Our Anthem
Click the play button below for a recording of Mulgrave's G3, 4, 5 and 6 students with the Vancouver Youth Symphony Orchestra, directed by Claude McLean.
The History of Our Anthem
By Claude McLean
Once upon a time, Mulgrave faculty and parents thought it would be a good idea to have a number of ‘honorary governors’ as friends and potential advisors, people who had made a distinctive mark in their career. Award-winning composer and music educator, Michael Conway Baker, accepted our invitation to be our musical honorary governor. Over the years, he visited the school, offered advice, offered music he had composed, and lent his name to our growing school.
In spring 2001, when the school was operating out of two campuses (the North Shore Winter Club and the so-called ‘gulag’ which was located where the current field is), Mr. Conway Baker wrote what he thought would be a good melody for a school anthem. The original idea was that the music teachers could teach the melody to their classes, without words, and then invite lyric submissions to fit the melody. We did just that. There weren’t many lyric entries, but there were a couple of good ones. We settled on two verses, one written by Ms. Read’s Grade 1 class (she was called Mrs. Ferguson then), and one by the Best family – that was their surname.
The anthem was premiered by a small group of students at the opening of the Cypress Campus main building, for the Board and special guests, in the days before classes commenced in the fall of 2001. When Mr. Conway Baker saw and heard the lyrics we had chosen, he decided to continue the creative process, by making changes to the first melody to better ‘paint’ the chosen words, such as the rising high notes to match the lyrics about the mountain. The tune was really written with young voices in mind, and most of our young Mulgravians could reach those notes, as they sang of reaching for the sky! That second melody was the one that stuck, along with the harmonies of the piano part, and has been used ever since. The vast majority of Mulgravians have never heard the original melody; it was similar to what we now know, but there were significant differences.

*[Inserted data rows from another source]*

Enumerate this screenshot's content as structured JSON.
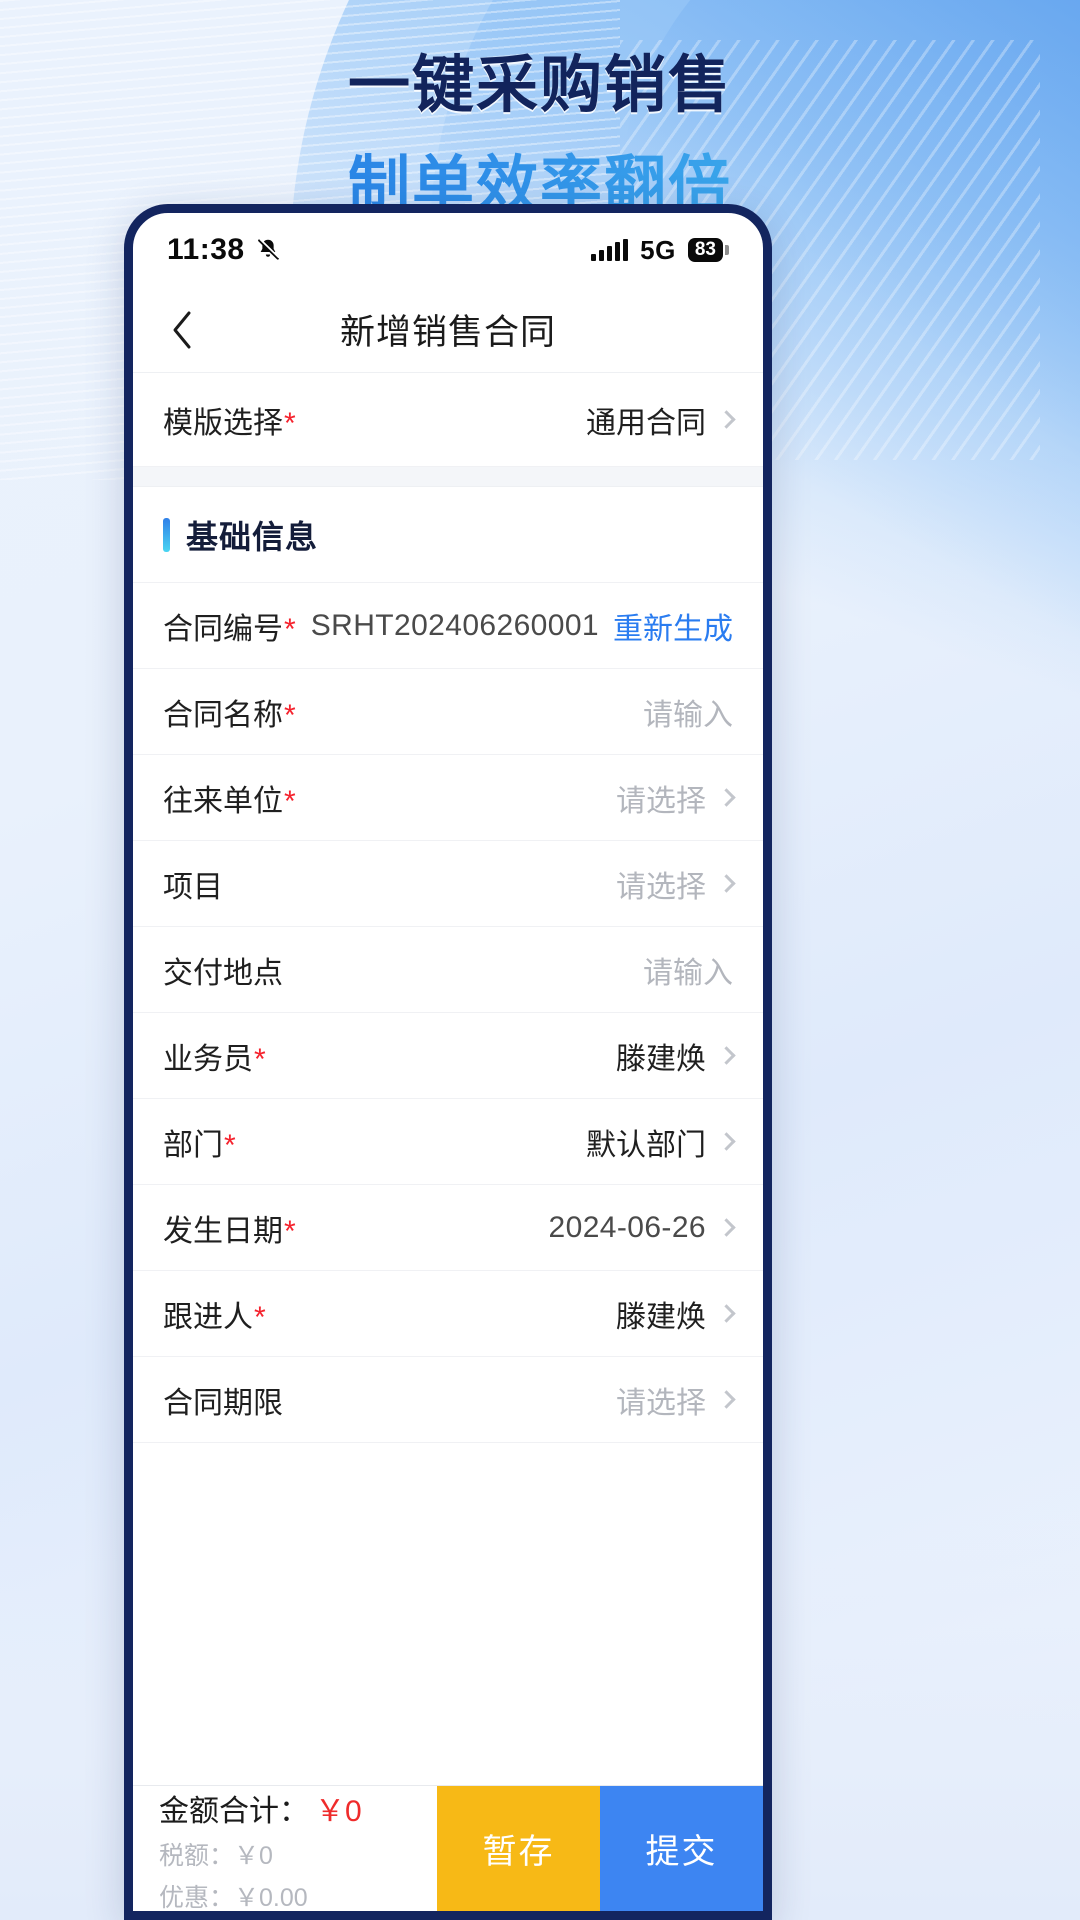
{
  "banner": {
    "line1": "一键采购销售",
    "line2": "制单效率翻倍",
    "line1_color": "#12245c",
    "line2_gradient_from": "#1f6fe0",
    "line2_gradient_to": "#49c3ee"
  },
  "status_bar": {
    "time": "11:38",
    "bell_icon": "bell-muted-icon",
    "signal_icon": "signal-bars-icon",
    "network": "5G",
    "battery": "83"
  },
  "navbar": {
    "back_icon": "chevron-left-icon",
    "title": "新增销售合同"
  },
  "template_row": {
    "label": "模版选择",
    "required": "*",
    "value": "通用合同",
    "chevron_icon": "chevron-right-icon"
  },
  "section": {
    "title": "基础信息"
  },
  "fields": [
    {
      "label": "合同编号",
      "required": "*",
      "value": "SRHT202406260001",
      "value_style": "mono",
      "link": "重新生成",
      "chevron": false
    },
    {
      "label": "合同名称",
      "required": "*",
      "value": "请输入",
      "value_style": "placeholder",
      "link": "",
      "chevron": false
    },
    {
      "label": "往来单位",
      "required": "*",
      "value": "请选择",
      "value_style": "placeholder",
      "link": "",
      "chevron": true
    },
    {
      "label": "项目",
      "required": "",
      "value": "请选择",
      "value_style": "placeholder",
      "link": "",
      "chevron": true
    },
    {
      "label": "交付地点",
      "required": "",
      "value": "请输入",
      "value_style": "placeholder",
      "link": "",
      "chevron": false
    },
    {
      "label": "业务员",
      "required": "*",
      "value": "滕建焕",
      "value_style": "",
      "link": "",
      "chevron": true
    },
    {
      "label": "部门",
      "required": "*",
      "value": "默认部门",
      "value_style": "",
      "link": "",
      "chevron": true
    },
    {
      "label": "发生日期",
      "required": "*",
      "value": "2024-06-26",
      "value_style": "mono",
      "link": "",
      "chevron": true
    },
    {
      "label": "跟进人",
      "required": "*",
      "value": "滕建焕",
      "value_style": "",
      "link": "",
      "chevron": true
    },
    {
      "label": "合同期限",
      "required": "",
      "value": "请选择",
      "value_style": "placeholder",
      "link": "",
      "chevron": true
    }
  ],
  "bottom_bar": {
    "total_label": "金额合计：",
    "total_amount": "￥0",
    "tax_line": "税额：￥0",
    "discount_line": "优惠：￥0.00",
    "hold_button": "暂存",
    "submit_button": "提交",
    "hold_color": "#f7b916",
    "submit_color": "#3d85f2",
    "amount_color": "#ef2b2b"
  }
}
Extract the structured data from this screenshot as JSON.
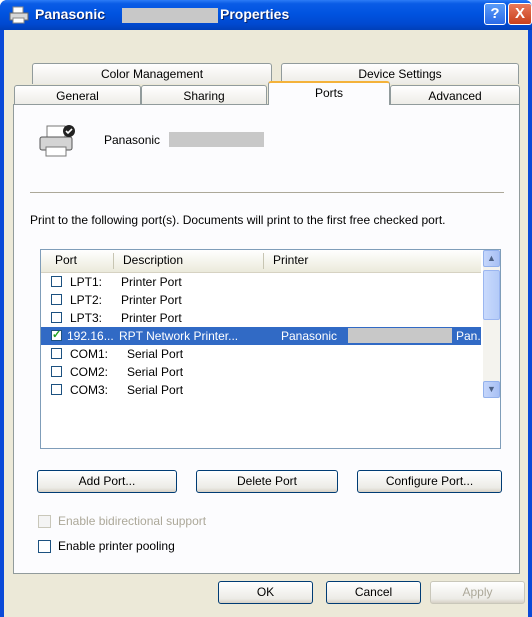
{
  "window": {
    "title_prefix": "Panasonic",
    "title_suffix": "Properties",
    "help_label": "?",
    "close_label": "X"
  },
  "tabs": {
    "row1": [
      "Color Management",
      "Device Settings"
    ],
    "row2": [
      "General",
      "Sharing",
      "Ports",
      "Advanced"
    ],
    "active": "Ports"
  },
  "printer": {
    "name": "Panasonic"
  },
  "description": "Print to the following port(s). Documents will print to the first free checked port.",
  "ports_table": {
    "headers": [
      "Port",
      "Description",
      "Printer"
    ],
    "rows": [
      {
        "port": "LPT1:",
        "description": "Printer Port",
        "printer": "",
        "printer_suffix": "",
        "checked": false,
        "selected": false
      },
      {
        "port": "LPT2:",
        "description": "Printer Port",
        "printer": "",
        "printer_suffix": "",
        "checked": false,
        "selected": false
      },
      {
        "port": "LPT3:",
        "description": "Printer Port",
        "printer": "",
        "printer_suffix": "",
        "checked": false,
        "selected": false
      },
      {
        "port": "192.16...",
        "description": "RPT Network Printer...",
        "printer": "Panasonic",
        "printer_suffix": "Pan...",
        "checked": true,
        "selected": true
      },
      {
        "port": "COM1:",
        "description": "Serial Port",
        "printer": "",
        "printer_suffix": "",
        "checked": false,
        "selected": false
      },
      {
        "port": "COM2:",
        "description": "Serial Port",
        "printer": "",
        "printer_suffix": "",
        "checked": false,
        "selected": false
      },
      {
        "port": "COM3:",
        "description": "Serial Port",
        "printer": "",
        "printer_suffix": "",
        "checked": false,
        "selected": false
      }
    ]
  },
  "port_buttons": {
    "add": "Add Port...",
    "delete": "Delete Port",
    "configure": "Configure Port..."
  },
  "options": {
    "bidirectional": {
      "label": "Enable bidirectional support",
      "checked": false,
      "enabled": false
    },
    "pooling": {
      "label": "Enable printer pooling",
      "checked": false,
      "enabled": true
    }
  },
  "dialog_buttons": {
    "ok": "OK",
    "cancel": "Cancel",
    "apply": "Apply"
  },
  "colors": {
    "titlebar": "#0053e0",
    "selection": "#316ac5",
    "dialog_bg": "#ece9d8",
    "active_tab_accent": "#f4b23a"
  }
}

Mr. Conway Baker never had the notion that we would settle on only one set of words. He thought the words might change yearly and that it could be an ongoing creative exercise. Alas, though, a tradition had been started, and I was met with looks of surprise any time that I suggested changing the lyrics in later years. One doesn’t tinker with certain traditions, it seems, whether the establishment of the tradition was intentional or accidental.